A car started up behind the compound, then another. The beams of headlights swept across the track between the compound and the club, and then shone upon the trees on the club’s far side. A long black car came around the clubhouse, its headlights angled down the narrow road. It circled the top of the lake, and as it swung to go up the hill, Tom saw two heads side by side on the front seat, one dark, one blond. Another long car followed, this, too, with a dark and a blond head in the front seat.

The lights in the club dining room went out, and long blocks of yellow vanished from the surface of the lake. Tom walked the long way back to his lodge.

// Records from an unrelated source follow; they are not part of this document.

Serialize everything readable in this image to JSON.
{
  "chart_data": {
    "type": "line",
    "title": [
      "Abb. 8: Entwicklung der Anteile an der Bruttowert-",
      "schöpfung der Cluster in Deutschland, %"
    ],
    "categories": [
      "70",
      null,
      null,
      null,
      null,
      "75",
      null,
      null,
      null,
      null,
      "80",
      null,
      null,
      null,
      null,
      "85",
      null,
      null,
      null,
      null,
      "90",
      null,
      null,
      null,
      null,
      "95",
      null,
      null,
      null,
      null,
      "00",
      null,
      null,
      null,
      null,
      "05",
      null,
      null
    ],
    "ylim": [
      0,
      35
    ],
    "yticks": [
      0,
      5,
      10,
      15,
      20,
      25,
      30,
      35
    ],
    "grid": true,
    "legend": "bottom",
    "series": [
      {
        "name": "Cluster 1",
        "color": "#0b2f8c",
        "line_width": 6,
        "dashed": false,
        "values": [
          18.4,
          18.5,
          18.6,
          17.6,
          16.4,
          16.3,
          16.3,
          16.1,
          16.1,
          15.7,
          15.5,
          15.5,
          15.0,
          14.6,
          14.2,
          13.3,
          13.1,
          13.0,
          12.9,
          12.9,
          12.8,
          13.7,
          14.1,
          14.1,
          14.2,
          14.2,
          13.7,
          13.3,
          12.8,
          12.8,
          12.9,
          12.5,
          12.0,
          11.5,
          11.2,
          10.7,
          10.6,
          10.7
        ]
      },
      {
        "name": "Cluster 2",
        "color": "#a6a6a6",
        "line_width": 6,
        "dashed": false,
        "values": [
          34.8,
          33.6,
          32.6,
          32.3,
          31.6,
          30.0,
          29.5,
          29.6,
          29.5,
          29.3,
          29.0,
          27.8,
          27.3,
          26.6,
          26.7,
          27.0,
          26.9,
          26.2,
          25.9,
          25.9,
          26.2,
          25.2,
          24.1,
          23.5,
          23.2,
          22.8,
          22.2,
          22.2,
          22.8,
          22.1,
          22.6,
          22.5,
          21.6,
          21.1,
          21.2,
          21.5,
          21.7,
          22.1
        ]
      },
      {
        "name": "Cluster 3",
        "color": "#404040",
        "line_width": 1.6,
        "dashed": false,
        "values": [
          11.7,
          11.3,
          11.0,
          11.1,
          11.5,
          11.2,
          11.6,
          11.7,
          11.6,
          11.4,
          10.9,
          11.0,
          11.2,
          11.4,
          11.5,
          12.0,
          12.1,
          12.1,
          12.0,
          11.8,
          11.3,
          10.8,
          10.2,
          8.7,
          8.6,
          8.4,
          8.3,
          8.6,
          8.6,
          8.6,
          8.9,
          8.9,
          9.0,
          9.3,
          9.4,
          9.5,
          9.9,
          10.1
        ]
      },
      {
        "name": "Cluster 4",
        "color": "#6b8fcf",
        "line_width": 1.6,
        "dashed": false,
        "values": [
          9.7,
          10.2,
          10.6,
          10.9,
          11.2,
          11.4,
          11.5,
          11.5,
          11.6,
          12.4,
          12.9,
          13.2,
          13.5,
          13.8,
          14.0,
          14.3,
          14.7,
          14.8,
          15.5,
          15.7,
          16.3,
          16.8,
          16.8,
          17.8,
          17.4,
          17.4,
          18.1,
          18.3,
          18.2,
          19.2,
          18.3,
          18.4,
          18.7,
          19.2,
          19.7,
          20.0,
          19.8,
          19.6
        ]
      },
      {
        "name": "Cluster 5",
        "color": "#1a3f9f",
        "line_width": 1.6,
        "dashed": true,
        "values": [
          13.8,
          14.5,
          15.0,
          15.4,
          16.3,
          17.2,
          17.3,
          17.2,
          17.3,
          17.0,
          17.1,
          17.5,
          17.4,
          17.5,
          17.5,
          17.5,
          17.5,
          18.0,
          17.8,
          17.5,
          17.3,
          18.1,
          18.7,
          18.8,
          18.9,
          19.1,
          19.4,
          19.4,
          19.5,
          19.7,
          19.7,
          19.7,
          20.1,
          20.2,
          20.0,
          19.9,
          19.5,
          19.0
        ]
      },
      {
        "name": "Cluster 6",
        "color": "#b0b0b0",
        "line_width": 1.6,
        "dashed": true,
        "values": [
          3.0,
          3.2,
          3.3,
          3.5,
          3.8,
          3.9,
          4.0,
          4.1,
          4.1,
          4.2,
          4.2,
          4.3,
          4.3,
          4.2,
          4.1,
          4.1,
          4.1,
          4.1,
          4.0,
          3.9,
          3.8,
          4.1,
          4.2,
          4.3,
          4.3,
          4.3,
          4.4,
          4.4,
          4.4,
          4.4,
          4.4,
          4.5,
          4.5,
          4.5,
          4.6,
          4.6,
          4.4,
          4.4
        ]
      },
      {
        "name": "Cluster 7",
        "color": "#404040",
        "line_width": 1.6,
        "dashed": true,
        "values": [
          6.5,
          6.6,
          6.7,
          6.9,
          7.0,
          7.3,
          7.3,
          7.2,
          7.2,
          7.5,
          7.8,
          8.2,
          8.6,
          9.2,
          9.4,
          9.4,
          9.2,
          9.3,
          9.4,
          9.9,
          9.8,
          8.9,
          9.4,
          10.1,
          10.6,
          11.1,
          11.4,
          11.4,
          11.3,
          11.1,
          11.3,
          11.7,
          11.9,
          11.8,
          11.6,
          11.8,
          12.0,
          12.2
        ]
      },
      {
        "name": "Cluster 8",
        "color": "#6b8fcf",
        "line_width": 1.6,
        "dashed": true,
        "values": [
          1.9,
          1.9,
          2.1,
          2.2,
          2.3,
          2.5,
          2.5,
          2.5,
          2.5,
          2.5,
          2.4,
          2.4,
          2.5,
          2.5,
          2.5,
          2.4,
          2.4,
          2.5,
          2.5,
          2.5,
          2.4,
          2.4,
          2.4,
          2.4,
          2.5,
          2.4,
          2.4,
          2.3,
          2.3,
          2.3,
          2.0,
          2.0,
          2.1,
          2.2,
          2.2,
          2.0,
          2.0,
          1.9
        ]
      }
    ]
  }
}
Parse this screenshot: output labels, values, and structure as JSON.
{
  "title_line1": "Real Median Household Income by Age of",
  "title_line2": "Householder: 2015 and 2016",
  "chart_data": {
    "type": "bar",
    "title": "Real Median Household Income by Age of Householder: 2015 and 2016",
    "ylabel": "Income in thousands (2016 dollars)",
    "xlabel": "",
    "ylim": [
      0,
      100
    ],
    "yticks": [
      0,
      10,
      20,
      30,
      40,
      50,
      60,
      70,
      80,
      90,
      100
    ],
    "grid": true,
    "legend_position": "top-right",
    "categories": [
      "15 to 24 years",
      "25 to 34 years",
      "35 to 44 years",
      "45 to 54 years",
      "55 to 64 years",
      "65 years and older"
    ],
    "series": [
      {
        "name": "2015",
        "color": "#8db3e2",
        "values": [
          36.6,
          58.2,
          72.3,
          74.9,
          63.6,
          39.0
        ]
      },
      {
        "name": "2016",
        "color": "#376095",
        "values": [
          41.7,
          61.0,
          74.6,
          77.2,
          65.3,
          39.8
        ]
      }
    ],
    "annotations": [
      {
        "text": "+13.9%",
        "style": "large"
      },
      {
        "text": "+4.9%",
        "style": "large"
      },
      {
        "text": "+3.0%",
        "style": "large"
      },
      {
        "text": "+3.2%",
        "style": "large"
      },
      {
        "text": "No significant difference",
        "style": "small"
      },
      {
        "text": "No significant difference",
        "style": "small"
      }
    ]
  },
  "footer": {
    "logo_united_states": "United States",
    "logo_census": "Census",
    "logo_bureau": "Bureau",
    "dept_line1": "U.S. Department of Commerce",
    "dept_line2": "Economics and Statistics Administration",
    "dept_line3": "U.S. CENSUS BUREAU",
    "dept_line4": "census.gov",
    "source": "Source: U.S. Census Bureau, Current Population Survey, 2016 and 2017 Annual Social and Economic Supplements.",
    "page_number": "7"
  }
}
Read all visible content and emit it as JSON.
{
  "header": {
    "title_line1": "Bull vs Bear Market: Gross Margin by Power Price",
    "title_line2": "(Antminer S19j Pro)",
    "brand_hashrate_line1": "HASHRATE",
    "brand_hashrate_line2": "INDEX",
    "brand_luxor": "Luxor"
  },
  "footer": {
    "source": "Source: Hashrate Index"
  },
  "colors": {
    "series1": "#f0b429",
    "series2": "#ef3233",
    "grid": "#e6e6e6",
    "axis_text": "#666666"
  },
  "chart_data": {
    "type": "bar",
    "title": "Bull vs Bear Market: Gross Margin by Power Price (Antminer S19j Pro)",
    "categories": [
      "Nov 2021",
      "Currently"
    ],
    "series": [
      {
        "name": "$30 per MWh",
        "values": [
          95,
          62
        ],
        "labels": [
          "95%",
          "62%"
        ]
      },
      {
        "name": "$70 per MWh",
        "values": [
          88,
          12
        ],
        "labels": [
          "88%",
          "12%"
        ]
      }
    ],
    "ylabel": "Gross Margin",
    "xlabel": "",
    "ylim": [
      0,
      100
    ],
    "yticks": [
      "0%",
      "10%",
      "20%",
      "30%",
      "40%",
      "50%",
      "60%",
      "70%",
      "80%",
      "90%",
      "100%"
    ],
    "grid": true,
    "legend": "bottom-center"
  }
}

He cut across Roddy Deepdale’s lawn and came up to his dock along the shoreline. He sat on the wood and swung his legs up, then took off his shoes. The shoes in his hand, he moved up to the deck, knelt in the darkness before the back door, found the lock with his fingertips, and slid in the key. He turned the knob and opened the door as softly as possible. Inside, he closed the door and turned the lock. Cold moonlight lay across the desk and washed the colors from the hooked rug.

Tom moved to the open door into the sitting room, and crouched over. Holding his breath, he slid into the big room, and stood, crouched and motionless, listening for any movement. The sitting room was dark as an underground cave. Tom waited until he was sure he was alone, and then he straightened up and took another step into the room.

The beam of a flashlight struck his eyes and blinded him.

“If I were you, I’d be careful too,” a man said. “Just stay there.”

The flashlight went off, and Tom instantly went into a crouch and began to rush into the office. A floor lamp snapped on. “Not too bad,” the man said.

Tom slowly straightened up and turned around to face him. All the breath left his body at once. His hand still on the chain of the floor lamp, wearing a dark blue suit and gloves that matched his grey double-breasted vest, Lamont von Heilitz smiled at him from a couch.

“You’re here!” Tom said.

The Shadow pulled the lamp chain, and the room went dark again. “It’s time we had another talk,” he said.